MacMaster and Leahy point to the 120-acres of ancestral lands in Lakefield, Ontario, as yet another key
component of their children’s education and development. “Teaching can take many forms,” MacMaster notes.
Of course, the globe-trotting Leahys aren’t exactly like every other cattle farmer out there. “We put our bulls out with the cows based on our tour schedules so we can have people home for calving!” Leahy howls. “Running the farm is a great counterpoint to life on the road. Plus, we believe in work and the farm is a wonderful place for the kids to learn through their chores.”
But there’s always room for more music. Ergo, the couple’s launch in 2017 of the successful Greenbridge Celtic Folk Fest, which, for an August weekend each year, transforms the bucolic agricultural hub of Keene, Ontario into a foot-stomping, fist-pumping, string-shredding Celtic ceilidh.
“We’ve been talking about the kinds of shows we can do since we got married 16 years ago. We finally decided to start something in our backyard,” says MacMaster, who with Leahy both headlines and curates the Fest. “Plus, we wanted to bring this multigenerational, big-picture celebration of this music to an environment that would really appreciate it. The reception so far has surpassed all our expectations.”

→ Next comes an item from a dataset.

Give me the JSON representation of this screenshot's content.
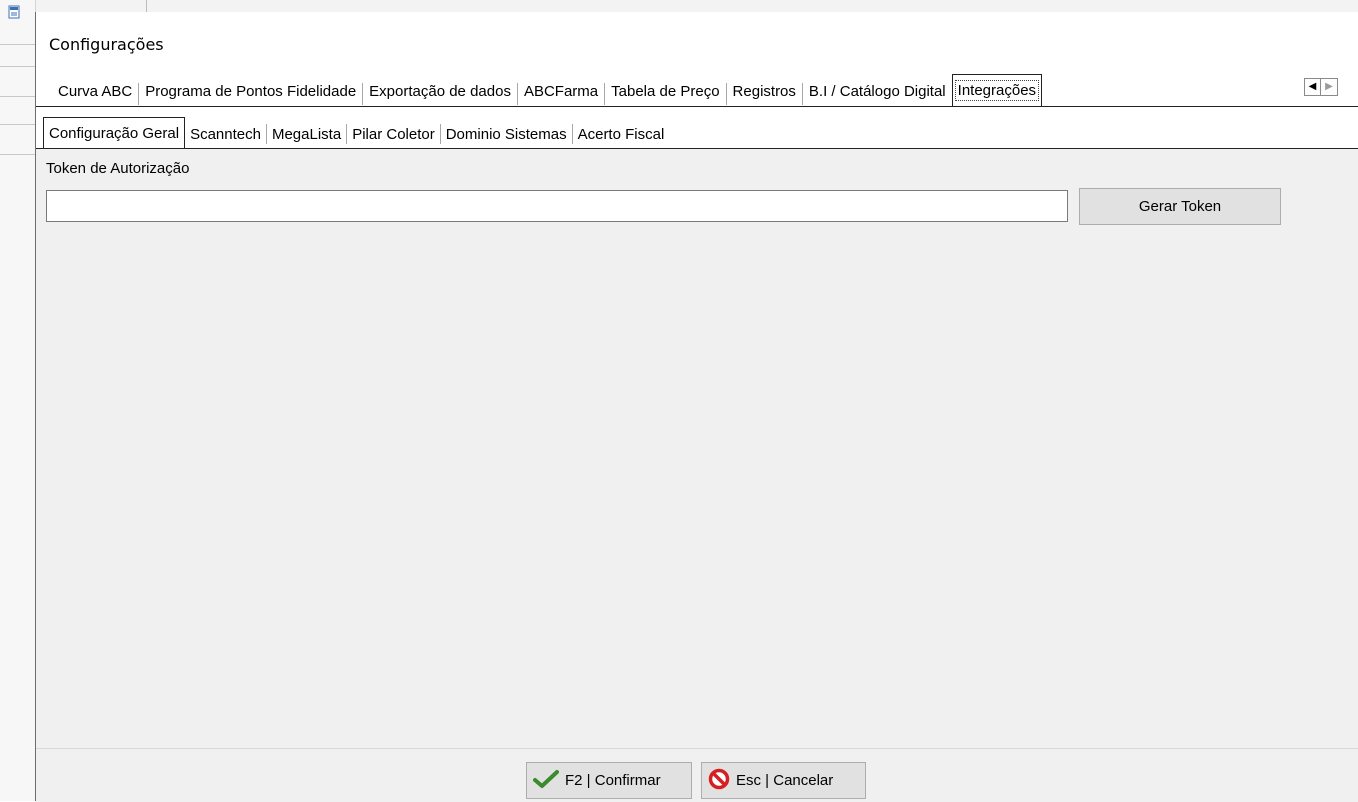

MacMaster continues: “I started playing the fiddle when I was nine, and I never intended to make a career out of it, mostly because I didn’t think it was possible. Even the most adored fiddlers in Cape Breton had day jobs. And yet here I am.
“This whole thing — first playing music by myself, then playing music with Donnell, then touring with Donnell and the children and all of us playing music together — has evolved in a very natural way. We feel incredibly lucky to be together as a family and to be letting our children develop their musical talent.”
Adds Leahy, “The only downside is that we can’t do all we’re asked to do and might like to do in other circumstances because we are parents first. You think about touring Australia and Ireland and The Netherlands, where we’ve been invited to play. But then you remember the kids’ math homework has to get done!”
All because of fiddles. Unexpected and awesome indeed.
Natalie returned to the studio in 2019 to record her first solo LP in almost a decade, “Sketches” which is released worldwide on November 1, 2019. The record is co-produced by Donnell and features the performances of Tim Edey. Natalie’s describes the artistic direction of the project “I have something to say through my fiddle. It’ll be a moment of joyous appreciation inspired by years of parenting, marriage, life, friendships, and music. It is a moment during my 47th year of life, my 37th year of fiddling, my 16th year of marriage, my 13th year of parenting. I have chosen one of my very favourite musicians to join me, Tim Edey, an absolute Jen of a player and person.”